– To największa produkcja teledyskowa jaką zrealizowaliśmy do tej pory. Ogromna ekipa, kilka dni zdjęciowych, horrendalna ilość pracy. Czuję się obłędnie wyróżniony tym, że tak wiele fantastycznych osób z produkcji, tylu znakomitych aktorów wzięło udział w tej przygodzie. Dziękuję wszystkim zaangażowanym w projekt za całe serce oddane by teledysk do "Trofeów" mógł powstać – mówi Dawid Podsiadło.
– Korzystając z Państwa uwagi chciałbym w tym miejscu poprosić o głosowanie w wyborach do Parlamentu Europejskiego. Bo głosowanie to ważna sprawa, nie muszę przecież tłumaczyć dlaczego, bo Państwo doskonale wiecie. A teledysk też oczywiście oglądajcie. Śmiało. – dodaje muzyk.
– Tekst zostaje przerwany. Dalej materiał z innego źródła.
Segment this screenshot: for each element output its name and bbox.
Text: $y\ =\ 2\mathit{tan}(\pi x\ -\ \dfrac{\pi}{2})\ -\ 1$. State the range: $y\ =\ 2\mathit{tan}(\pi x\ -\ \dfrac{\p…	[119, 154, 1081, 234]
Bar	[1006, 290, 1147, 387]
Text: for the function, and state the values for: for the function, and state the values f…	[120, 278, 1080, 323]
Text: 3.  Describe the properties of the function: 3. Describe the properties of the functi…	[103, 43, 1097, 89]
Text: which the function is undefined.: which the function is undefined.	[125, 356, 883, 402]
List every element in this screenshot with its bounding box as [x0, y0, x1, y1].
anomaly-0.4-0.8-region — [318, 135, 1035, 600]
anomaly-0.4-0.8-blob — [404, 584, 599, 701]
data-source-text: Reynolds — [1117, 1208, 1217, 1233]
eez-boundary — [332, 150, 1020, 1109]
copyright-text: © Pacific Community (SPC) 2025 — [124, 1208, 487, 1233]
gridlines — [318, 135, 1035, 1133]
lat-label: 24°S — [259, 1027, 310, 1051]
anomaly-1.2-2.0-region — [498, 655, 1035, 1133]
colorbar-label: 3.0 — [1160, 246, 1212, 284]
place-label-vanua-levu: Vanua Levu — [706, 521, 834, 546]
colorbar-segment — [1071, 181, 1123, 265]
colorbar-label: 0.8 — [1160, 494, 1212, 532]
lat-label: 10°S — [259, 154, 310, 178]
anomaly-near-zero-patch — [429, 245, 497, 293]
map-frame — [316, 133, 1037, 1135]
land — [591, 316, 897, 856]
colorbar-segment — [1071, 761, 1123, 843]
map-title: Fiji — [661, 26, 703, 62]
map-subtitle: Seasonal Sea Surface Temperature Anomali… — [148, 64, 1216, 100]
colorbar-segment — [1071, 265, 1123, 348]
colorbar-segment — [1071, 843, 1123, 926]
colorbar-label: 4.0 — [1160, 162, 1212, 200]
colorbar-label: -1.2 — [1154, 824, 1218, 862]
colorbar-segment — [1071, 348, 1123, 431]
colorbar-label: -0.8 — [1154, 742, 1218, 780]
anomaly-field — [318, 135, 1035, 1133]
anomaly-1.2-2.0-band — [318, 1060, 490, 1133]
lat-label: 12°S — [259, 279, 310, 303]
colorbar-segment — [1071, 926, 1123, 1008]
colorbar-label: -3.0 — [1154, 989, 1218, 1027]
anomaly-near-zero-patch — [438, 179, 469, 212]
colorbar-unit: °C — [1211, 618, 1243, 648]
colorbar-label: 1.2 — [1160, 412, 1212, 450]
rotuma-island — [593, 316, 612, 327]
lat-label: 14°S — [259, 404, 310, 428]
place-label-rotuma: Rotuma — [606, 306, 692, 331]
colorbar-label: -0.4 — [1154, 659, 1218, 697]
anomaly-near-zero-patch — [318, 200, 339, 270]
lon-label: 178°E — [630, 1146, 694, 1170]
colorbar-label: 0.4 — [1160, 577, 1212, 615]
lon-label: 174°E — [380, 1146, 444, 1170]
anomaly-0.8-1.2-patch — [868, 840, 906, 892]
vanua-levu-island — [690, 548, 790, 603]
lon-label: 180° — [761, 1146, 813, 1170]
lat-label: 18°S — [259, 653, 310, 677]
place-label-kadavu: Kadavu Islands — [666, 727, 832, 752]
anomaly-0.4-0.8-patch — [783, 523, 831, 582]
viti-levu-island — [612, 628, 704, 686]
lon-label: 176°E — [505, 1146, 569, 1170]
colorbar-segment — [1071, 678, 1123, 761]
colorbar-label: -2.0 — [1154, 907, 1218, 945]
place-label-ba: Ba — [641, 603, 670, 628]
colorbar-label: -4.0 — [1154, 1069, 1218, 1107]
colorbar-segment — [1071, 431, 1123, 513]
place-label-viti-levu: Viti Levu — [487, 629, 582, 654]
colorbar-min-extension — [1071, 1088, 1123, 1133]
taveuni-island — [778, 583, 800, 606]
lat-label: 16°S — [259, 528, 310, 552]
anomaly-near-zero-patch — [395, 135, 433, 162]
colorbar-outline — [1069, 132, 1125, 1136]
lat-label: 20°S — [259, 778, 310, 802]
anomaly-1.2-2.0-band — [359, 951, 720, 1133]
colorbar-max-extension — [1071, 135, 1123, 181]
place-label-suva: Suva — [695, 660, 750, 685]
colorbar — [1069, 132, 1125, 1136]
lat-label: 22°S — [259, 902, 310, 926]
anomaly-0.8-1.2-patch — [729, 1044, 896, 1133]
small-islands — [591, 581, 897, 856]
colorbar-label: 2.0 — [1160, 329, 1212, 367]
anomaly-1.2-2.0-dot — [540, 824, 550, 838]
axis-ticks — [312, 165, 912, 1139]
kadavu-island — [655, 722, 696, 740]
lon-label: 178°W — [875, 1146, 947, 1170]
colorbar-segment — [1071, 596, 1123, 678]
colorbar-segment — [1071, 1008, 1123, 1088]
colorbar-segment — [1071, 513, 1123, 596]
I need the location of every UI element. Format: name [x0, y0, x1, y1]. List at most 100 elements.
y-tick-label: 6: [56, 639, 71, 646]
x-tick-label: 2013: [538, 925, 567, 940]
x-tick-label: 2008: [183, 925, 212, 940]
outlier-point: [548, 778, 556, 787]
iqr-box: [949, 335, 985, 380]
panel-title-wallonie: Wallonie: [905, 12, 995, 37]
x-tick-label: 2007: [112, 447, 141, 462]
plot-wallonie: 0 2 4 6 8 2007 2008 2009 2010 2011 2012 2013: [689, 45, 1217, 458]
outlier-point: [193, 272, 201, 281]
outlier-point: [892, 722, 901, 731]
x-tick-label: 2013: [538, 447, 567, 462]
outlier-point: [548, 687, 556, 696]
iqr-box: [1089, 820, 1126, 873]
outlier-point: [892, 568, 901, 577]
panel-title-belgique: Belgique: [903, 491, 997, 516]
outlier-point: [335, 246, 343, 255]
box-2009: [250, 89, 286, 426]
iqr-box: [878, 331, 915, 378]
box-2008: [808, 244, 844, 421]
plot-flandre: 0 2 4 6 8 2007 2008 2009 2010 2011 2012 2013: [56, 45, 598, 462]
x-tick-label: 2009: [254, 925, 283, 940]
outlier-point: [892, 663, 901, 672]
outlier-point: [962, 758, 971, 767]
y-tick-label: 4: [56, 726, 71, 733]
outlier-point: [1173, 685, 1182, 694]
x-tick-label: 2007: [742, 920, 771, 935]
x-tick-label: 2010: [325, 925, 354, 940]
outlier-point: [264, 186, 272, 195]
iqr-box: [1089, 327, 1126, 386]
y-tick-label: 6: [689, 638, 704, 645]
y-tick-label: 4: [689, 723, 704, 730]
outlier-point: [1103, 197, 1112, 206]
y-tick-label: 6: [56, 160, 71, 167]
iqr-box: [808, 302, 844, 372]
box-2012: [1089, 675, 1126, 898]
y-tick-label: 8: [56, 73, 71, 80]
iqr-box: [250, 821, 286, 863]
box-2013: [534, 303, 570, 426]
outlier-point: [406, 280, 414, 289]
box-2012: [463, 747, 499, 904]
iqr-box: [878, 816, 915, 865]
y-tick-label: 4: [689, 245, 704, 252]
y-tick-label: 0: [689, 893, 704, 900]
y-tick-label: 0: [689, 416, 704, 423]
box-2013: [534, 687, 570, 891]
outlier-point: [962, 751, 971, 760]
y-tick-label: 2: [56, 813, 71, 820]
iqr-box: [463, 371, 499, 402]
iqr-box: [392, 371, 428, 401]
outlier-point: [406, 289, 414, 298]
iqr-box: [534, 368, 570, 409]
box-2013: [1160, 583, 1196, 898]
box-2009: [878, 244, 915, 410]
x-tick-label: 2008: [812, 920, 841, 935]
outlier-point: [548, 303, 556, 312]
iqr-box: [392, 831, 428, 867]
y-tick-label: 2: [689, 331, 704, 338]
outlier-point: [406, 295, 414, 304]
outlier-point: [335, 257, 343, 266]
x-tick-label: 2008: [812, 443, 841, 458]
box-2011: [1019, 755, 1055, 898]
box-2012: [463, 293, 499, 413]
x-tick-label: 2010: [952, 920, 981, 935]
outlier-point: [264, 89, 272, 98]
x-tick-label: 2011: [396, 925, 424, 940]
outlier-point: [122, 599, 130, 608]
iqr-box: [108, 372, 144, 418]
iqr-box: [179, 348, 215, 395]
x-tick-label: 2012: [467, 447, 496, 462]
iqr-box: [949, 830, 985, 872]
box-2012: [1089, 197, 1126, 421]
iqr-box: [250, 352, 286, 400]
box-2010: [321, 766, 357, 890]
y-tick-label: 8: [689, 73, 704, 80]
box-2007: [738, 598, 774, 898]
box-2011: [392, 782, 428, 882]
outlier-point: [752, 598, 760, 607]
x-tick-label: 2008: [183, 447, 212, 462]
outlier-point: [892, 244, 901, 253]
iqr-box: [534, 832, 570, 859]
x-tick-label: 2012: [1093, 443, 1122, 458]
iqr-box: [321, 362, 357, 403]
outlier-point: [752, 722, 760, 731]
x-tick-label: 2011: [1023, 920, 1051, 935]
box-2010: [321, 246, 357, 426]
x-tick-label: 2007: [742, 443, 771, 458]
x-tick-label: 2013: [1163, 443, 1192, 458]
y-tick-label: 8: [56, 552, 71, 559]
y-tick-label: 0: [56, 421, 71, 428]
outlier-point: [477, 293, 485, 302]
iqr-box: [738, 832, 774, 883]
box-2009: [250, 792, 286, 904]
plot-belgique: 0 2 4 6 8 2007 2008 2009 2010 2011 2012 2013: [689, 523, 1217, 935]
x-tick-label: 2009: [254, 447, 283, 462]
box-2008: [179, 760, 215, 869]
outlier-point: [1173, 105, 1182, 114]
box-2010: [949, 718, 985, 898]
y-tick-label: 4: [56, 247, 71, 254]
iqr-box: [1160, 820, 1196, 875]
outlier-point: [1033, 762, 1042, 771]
– Chcieliśmy stworzyć coś więcej, niż kolejny klip – opowiada reżyser teledysku, Daniel Jaroszek - bawiliśmy się formą, zmienialiśmy w kółko scenariusz, aż udało się wypracować finalny pomysł. Przyjęliśmy za punkt wyjścia surrealistyczny, wręcz bajkowy świat, w którym osadziliśmy naszą historię. Puszczamy w niej oko do odbiorcy, eksperymentując z animacją, symboliką i nawiązaniami do kina. To nasz hołd dla twórczości Wesa Andersona. Dla mnie punktem wyjścia zawsze jest obraz. Lubię dopieszczać każdy szczegół, każdy detal, ukrywać smaczki, które potem wyłapuje wprawne oko odbiorcy. Dlatego wraz z autorem zdjęć Wojtkiem Zielińskim, scenograf Anią Szczęsny i animatorką Marta Kasprzak, spędzaliśmy długie godziny na dyskusjach i omawianiu każdego kadru.